1. Create a file named save_model.py:
nano save_model.py
Add the following code:
import pandas as pd
import pickle
from surprise import Dataset, Reader, SVD
# Load dataset
file_path = "/root/datasets/ml-100k/u.data" # Ensure this path is correct
columns = ['user_id', 'item_id', 'rating', 'timestamp']
df = pd.read_csv(file_path, sep='\t', names=columns) # Now pd is defined
reader = Reader(line_format='user item rating timestamp', sep='\t')
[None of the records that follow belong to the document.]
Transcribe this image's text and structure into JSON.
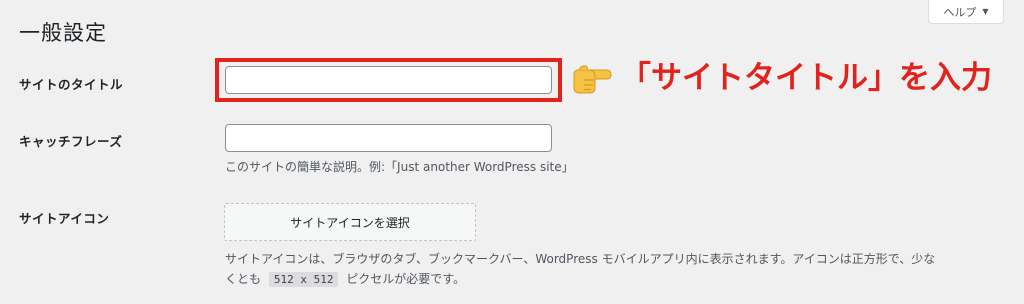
{
  "header": {
    "help_label": "ヘルプ",
    "help_caret": "▼",
    "page_title": "一般設定"
  },
  "site_title": {
    "label": "サイトのタイトル",
    "value": "",
    "placeholder": ""
  },
  "tagline": {
    "label": "キャッチフレーズ",
    "value": "",
    "placeholder": "",
    "description": "このサイトの簡単な説明。例:「Just another WordPress site」"
  },
  "site_icon": {
    "label": "サイトアイコン",
    "button_label": "サイトアイコンを選択",
    "description_line1": "サイトアイコンは、ブラウザのタブ、ブックマークバー、WordPress モバイルアプリ内に表示されます。アイコンは正方形で、少な",
    "description_line2_prefix": "くとも",
    "description_size": "512 x 512",
    "description_line2_suffix": "ピクセルが必要です。"
  },
  "annotation": {
    "callout_text": "「サイトタイトル」を入力",
    "pointer_icon": "pointing-right-hand-icon",
    "accent_color": "#e0231c"
  }
}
data = Dataset.load_from_df(df[['user_id', 'item_id', 'rating']], reader)
# Train model
trainset = data.build_full_trainset()
model = SVD()
model.fit(trainset)
# Save the trained model
with open("recommender_model.pkl", "wb") as f:
pickle.dump(model, f)
print("Model saved successfully.")
2. Run the script.
python3 save_model.py
Output:
Model saved successfully.
3. Create a file named load_model.py to load and use the saved model.
nano load_model.py
Add the following code:
import pickle
from surprise import Dataset, Reader
# Load the saved model
with open("recommender_model.pkl", "rb") as f:
model = pickle.load(f)
# Make a prediction for user 1 and item 50
user_id = "1"
item_id = "50"
predicted_rating = model.predict(user_id, item_id).est
print(f"Predicted rating for User {user_id} and Item {item_id}: {predicted_rating:.2f}")
4. Run the script.
python3 load_model.py
Output:
Predicted rating for User 1 and Item 50: 3.53
Step 7: Evaluate the Model Performance
Finally, let’s evaluate the model’s performance using RMSE (Root Mean Square Error).
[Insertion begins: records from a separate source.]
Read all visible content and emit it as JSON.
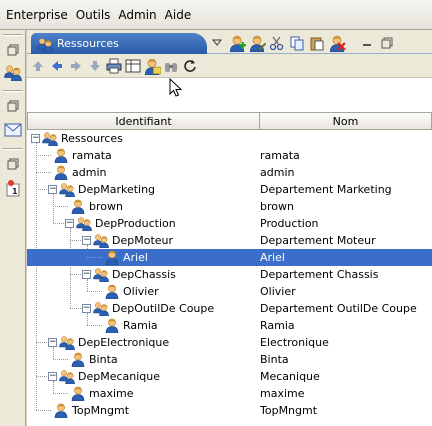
{
  "menu": [
    "Enterprise",
    "Outils",
    "Admin",
    "Aide"
  ],
  "panel": {
    "tab_label": "Ressources"
  },
  "table": {
    "headers": [
      "Identifiant",
      "Nom"
    ]
  },
  "tree": [
    {
      "id": "Ressources",
      "nom": "",
      "type": "root",
      "depth": 0,
      "expanded": true
    },
    {
      "id": "ramata",
      "nom": "ramata",
      "type": "user",
      "depth": 1
    },
    {
      "id": "admin",
      "nom": "admin",
      "type": "user",
      "depth": 1
    },
    {
      "id": "DepMarketing",
      "nom": "Departement Marketing",
      "type": "group",
      "depth": 1,
      "expanded": true
    },
    {
      "id": "brown",
      "nom": "brown",
      "type": "user",
      "depth": 2
    },
    {
      "id": "DepProduction",
      "nom": "Production",
      "type": "group",
      "depth": 2,
      "expanded": true
    },
    {
      "id": "DepMoteur",
      "nom": "Departement Moteur",
      "type": "group",
      "depth": 3,
      "expanded": true
    },
    {
      "id": "Ariel",
      "nom": "Ariel",
      "type": "user",
      "depth": 4,
      "selected": true
    },
    {
      "id": "DepChassis",
      "nom": "Departement Chassis",
      "type": "group",
      "depth": 3,
      "expanded": true
    },
    {
      "id": "Olivier",
      "nom": "Olivier",
      "type": "user",
      "depth": 4
    },
    {
      "id": "DepOutilDe Coupe",
      "nom": "Departement OutilDe Coupe",
      "type": "group",
      "depth": 3,
      "expanded": true
    },
    {
      "id": "Ramia",
      "nom": "Ramia",
      "type": "user",
      "depth": 4
    },
    {
      "id": "DepElectronique",
      "nom": "Electronique",
      "type": "group",
      "depth": 1,
      "expanded": true
    },
    {
      "id": "Binta",
      "nom": "Binta",
      "type": "user",
      "depth": 2
    },
    {
      "id": "DepMecanique",
      "nom": "Mecanique",
      "type": "group",
      "depth": 1,
      "expanded": true
    },
    {
      "id": "maxime",
      "nom": "maxime",
      "type": "user",
      "depth": 2
    },
    {
      "id": "TopMngmt",
      "nom": "TopMngmt",
      "type": "user",
      "depth": 1
    }
  ],
  "colors": {
    "selection": "#3a6ec8",
    "tab": "#2a5ba6",
    "chrome": "#ece9d8"
  }
}
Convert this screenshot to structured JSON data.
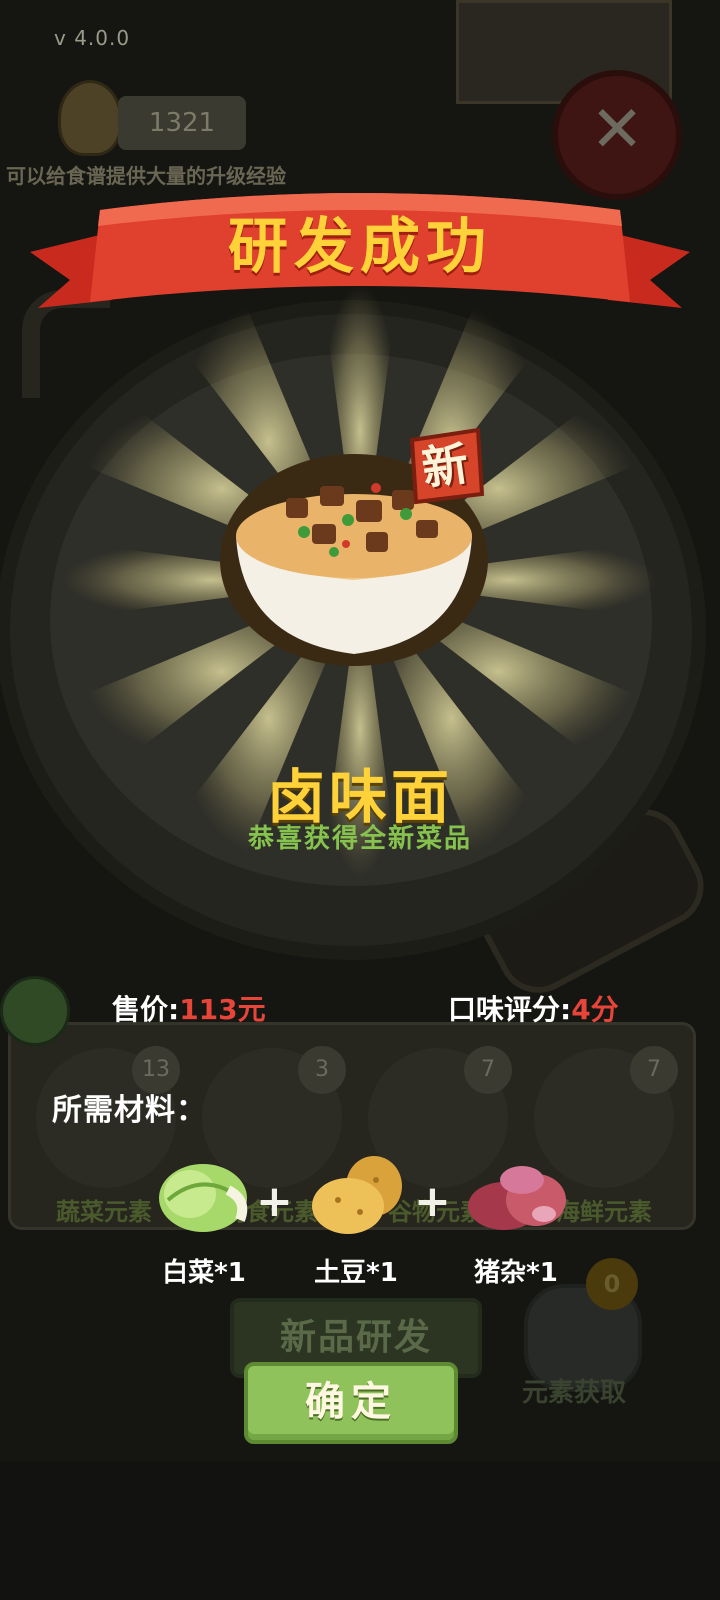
{
  "background": {
    "version": "v  4.0.0",
    "counter": "1321",
    "hint": "可以给食谱提供大量的升级经验",
    "elements": [
      {
        "label": "蔬菜元素",
        "count": "13",
        "color": "#3a5a22"
      },
      {
        "label": "肉食元素",
        "count": "3",
        "color": "#5a2020"
      },
      {
        "label": "谷物元素",
        "count": "7",
        "color": "#5a4a18"
      },
      {
        "label": "海鲜元素",
        "count": "7",
        "color": "#1c3a55"
      }
    ],
    "research_button": "新品研发",
    "element_fetch_label": "元素获取",
    "element_fetch_count": "0"
  },
  "modal": {
    "title": "研发成功",
    "new_badge": "新",
    "dish_name": "卤味面",
    "dish_subtitle": "恭喜获得全新菜品",
    "price_label": "售价:",
    "price_value": "113元",
    "rating_label": "口味评分:",
    "rating_value": "4分",
    "materials_title": "所需材料：",
    "ingredients": [
      {
        "label": "白菜*1",
        "icon": "cabbage-icon"
      },
      {
        "label": "土豆*1",
        "icon": "potato-icon"
      },
      {
        "label": "猪杂*1",
        "icon": "pork-offal-icon"
      }
    ],
    "confirm_button": "确定"
  },
  "colors": {
    "title_yellow": "#ffd23a",
    "ribbon_red": "#e0402e",
    "subtitle_green": "#86c24e",
    "value_red": "#e8453a",
    "button_green": "#8fc25a"
  }
}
1. Create a file for evaluation.
nano evaluate_model.py
Add the following code:
import pandas as pd
from surprise import Dataset, Reader
from surprise.model_selection import train_test_split
from surprise import accuracy
import pickle
# Load dataset
file_path = "/root/datasets/ml-100k/u.data" # Make sure this path is correct
columns = ['user_id', 'item_id', 'rating', 'timestamp']
df = pd.read_csv(file_path, sep='\t', names=columns) # Now pd is defined
reader = Reader(line_format='user item rating timestamp', sep='\t')
data = Dataset.load_from_df(df[['user_id', 'item_id', 'rating']], reader)
# Split data
trainset, testset = train_test_split(data, test_size=0.2)
# Load saved model
with open("recommender_model.pkl", "rb") as f:
model = pickle.load(f)
# Predict
predictions = model.test(testset)
# Compute RMSE
rmse = accuracy.rmse(predictions)
print(f"RMSE: {rmse:.4f}")
2. Run the script.
python3 evaluate_model.py
Output:
RMSE: 0.6721
RMSE: 0.6721
Conclusion
In this article, we built a recommender system using the Surprise library on an Atlantic.Net GPU server. Now, you have a working recommender system that can be extended to real-world applications like e-commerce product recommendations, movie suggestions, or content curation.